The deal that Albany’s leaders outlined requires substantially more disclosure from both elected officials and the business interests that petition them. Although officials had to disclosure the level of income they receive from jobs outside their public office, that information was not made public. Now it will be, and the ranges that officials use to detail their income from each source will be smaller.
Officials will also disclose the names of their clients or customers. This type of disclosure allows the public to hold officials accountable about decisions that affect the interests of the people who pay their bills. It’s an important, but less common disclosure requirement: The last time the Center for Public Integrity counted, 21 other states made similar provisions. (Nine go further, requiring the level of income garnered from each client be disclosed.)
The deal also extends lobbying disclosure to executive branch agencies and redefines lobbying to include work on the introduction of legislations, not just legislation already in play.
But on enforcement, the deal does less than it might. The new deal replaces with the existing Commission on Public Integrity with a Joint Commission on Public Ethics, but leaves in place the Legislative Ethics Commission, which means Albany will still have two ethics bodies that can find ways to quarrel with each other. Friday’s release said that the new commission will have “enforcement powers to investigate violations.” But investigation is not the same as enforcement. The new commission will hand over findings of investigations of legislators to the Legislative Ethics Commission, which has rarely inflicted even a hand-slap on the legislators it oversees. The deal does increase the penalties for misfiling financial disclosure forms and for violating conflict of interest provisions, but by how much is not yet clear.

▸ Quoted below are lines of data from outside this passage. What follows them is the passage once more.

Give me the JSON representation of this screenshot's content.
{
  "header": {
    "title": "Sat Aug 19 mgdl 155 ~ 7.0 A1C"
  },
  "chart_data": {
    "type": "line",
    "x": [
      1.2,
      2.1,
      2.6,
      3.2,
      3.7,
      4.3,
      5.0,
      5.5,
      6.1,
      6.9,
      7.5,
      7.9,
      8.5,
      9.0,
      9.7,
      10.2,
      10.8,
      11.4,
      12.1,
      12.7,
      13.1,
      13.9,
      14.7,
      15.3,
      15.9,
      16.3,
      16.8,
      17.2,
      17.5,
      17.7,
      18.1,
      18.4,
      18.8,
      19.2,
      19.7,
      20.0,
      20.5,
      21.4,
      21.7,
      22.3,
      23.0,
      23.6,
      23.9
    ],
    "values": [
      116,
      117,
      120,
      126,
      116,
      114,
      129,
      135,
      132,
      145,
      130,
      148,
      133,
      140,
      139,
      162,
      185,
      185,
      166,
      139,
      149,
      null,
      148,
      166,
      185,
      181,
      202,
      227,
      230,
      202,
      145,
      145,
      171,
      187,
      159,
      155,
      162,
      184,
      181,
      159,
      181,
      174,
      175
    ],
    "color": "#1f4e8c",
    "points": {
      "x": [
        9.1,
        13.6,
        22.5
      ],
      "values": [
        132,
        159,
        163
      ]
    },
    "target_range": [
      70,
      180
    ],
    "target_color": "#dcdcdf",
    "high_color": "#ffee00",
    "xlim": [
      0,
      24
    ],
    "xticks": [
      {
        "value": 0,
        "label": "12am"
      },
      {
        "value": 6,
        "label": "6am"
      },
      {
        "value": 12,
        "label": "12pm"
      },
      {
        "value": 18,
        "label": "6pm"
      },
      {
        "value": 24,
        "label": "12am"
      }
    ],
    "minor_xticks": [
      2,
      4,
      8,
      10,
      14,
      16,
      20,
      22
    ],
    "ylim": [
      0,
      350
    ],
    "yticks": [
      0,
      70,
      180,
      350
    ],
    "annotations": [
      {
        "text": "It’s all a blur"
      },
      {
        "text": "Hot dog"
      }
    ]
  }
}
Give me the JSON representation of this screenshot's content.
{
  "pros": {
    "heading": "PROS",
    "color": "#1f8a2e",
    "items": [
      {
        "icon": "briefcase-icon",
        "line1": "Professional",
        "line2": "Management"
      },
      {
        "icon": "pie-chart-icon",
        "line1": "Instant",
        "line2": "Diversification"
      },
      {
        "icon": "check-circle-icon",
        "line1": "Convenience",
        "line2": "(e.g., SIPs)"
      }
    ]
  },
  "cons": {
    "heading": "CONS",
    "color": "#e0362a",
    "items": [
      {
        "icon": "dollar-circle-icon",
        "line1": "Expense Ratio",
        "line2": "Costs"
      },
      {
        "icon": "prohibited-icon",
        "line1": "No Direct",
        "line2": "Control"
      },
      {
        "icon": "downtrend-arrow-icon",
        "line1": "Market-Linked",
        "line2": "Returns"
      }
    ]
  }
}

But this deal does not guarantee that elected officials in Albany will change their behavior. No legislative agreement can accomplish that. If the goal, in the end, is to keep legislators and elected officials in line, it does help to insist on a stronger ethics infrastructure. If the new structure is to be effective, it will need to be well funded. Good investigations cost money. It also matters who’s chosen to head the commission — a watchdog who will resist political pressures or a go-along-get-along appointee? These are the sort of details that make less dramatic headlines. Cuomo will be able to say, when he needs to, that he brought ethics reform to Albany. But will that be enough for him? Or will he continue to work, when there’s less attention to be had, to shift the capital’s cultural away from scandal? If it’s the latter, Albany might have a chance to change.